KH. Abdurrahman Wahid alias Gus Dur tiba-tiba menghilang dari lokasi acara yang bertempat di PP. Mambaul Ulum, Sumberberas, Muncar. Ketua Umum PBNU itu membuat agenda mendadak mengunjungi Kiai Muhtadi Thohir di Dusun Langring, Desa Jambesari, Kecamatan Giri, Banyuwangi.
Kunjungan yang terjadi pada medio 1993 itu, sontak mengagetkan warga Banyuwangi. Tak banyak yang tahu, siapa Kiai Muhtadi. Ia tak lebih hanya guru madrasah dan guru ngaji langgaran. Sehari-harinya berkeliling menjajakan kalender, parfum dan kebutuhan-kebutuhan kecil seputar peralatan ibadah di sekitar Kecamatan Giri, Kalipuro, Glagah dan Licin. Tentunya, hanya dengan berjalan kaki.

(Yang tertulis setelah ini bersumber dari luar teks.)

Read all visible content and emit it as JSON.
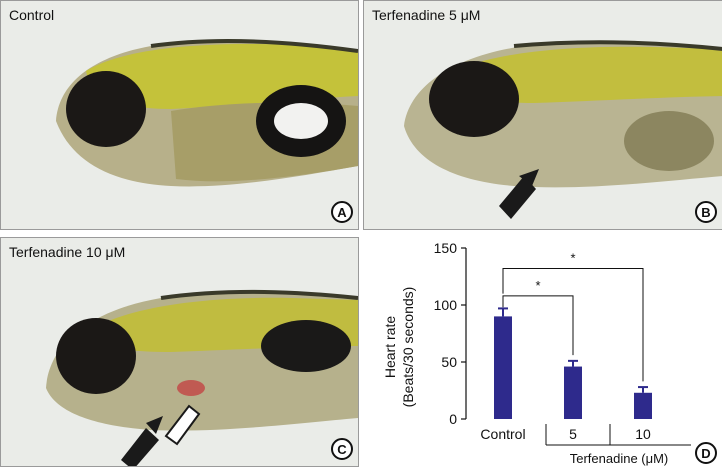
{
  "panels": [
    {
      "id": "A",
      "label": "Control",
      "badge": "A"
    },
    {
      "id": "B",
      "label": "Terfenadine 5 μM",
      "badge": "B"
    },
    {
      "id": "C",
      "label": "Terfenadine 10 μM",
      "badge": "C"
    }
  ],
  "chart_badge": "D",
  "chart_data": {
    "type": "bar",
    "categories": [
      "Control",
      "5",
      "10"
    ],
    "values": [
      90,
      46,
      23
    ],
    "errors": [
      7,
      5,
      5
    ],
    "ylabel_line1": "Heart rate",
    "ylabel_line2": "(Beats/30 seconds)",
    "group_label": "Terfenadine (μM)",
    "yticks": [
      "0",
      "50",
      "100",
      "150"
    ],
    "ylim": [
      0,
      150
    ],
    "significance": [
      "*",
      "*"
    ],
    "bar_color": "#2e2a8c",
    "grid": false
  }
}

Kunjungan Gus Dur kepada Kiai Muhtadi itu, seolah membuka tabir, siapa sejatinya Kiai Muhtadi. Putra Kiai Thohir dari Kajen, Pati, Jawa Tengah itu, bukanlah hamba Allah pada umumnya. Ia merupakan sejumlah orang yang harus dikunjungi Gus Dur untuk sebagaimana yang diamanati oleh KH. Muslim Rifai Imampuro atau biasa dikenal dengan sebutan Mbah Lim.
Maklum, pada tahun-tahun itu, Gus Dur sedang menjadi target utama Orde Baru untuk dibungkam. Posisinya sebagai Ketua Umum PBNU sedang dirongrong. Rongrongan tersebut nantinya berpuncak pada Muktamar NU di Cipasung pada 1994. Di Muktamar itulah, penetrasi rezim begitu kuat. Namun, berkat doa para waliyullah, segala muslihat penguasa itu, tak berdaya (tentang ini, akan ditulis khusus).
Semenjak kedatangan Gus Dur ke Langring tersebut, banyak orang yang kemudian mengunjungi Kiai Muhtadi. Tak hanya orang umum, para kiai, pejabat dan tokoh juga turut bersilaturahim.
Sepanjang hayatnya, tak kurang dari tiga kali Gus Dur berkunjung ke Langring. Setelah kunjungan dadakan tersebut, beliau kembali hadir kala resepsi pernikahan putra sulung Kiai Muhtadi. Lalu, datang lagi pada saat haul Kiai Muhtadi sendiri.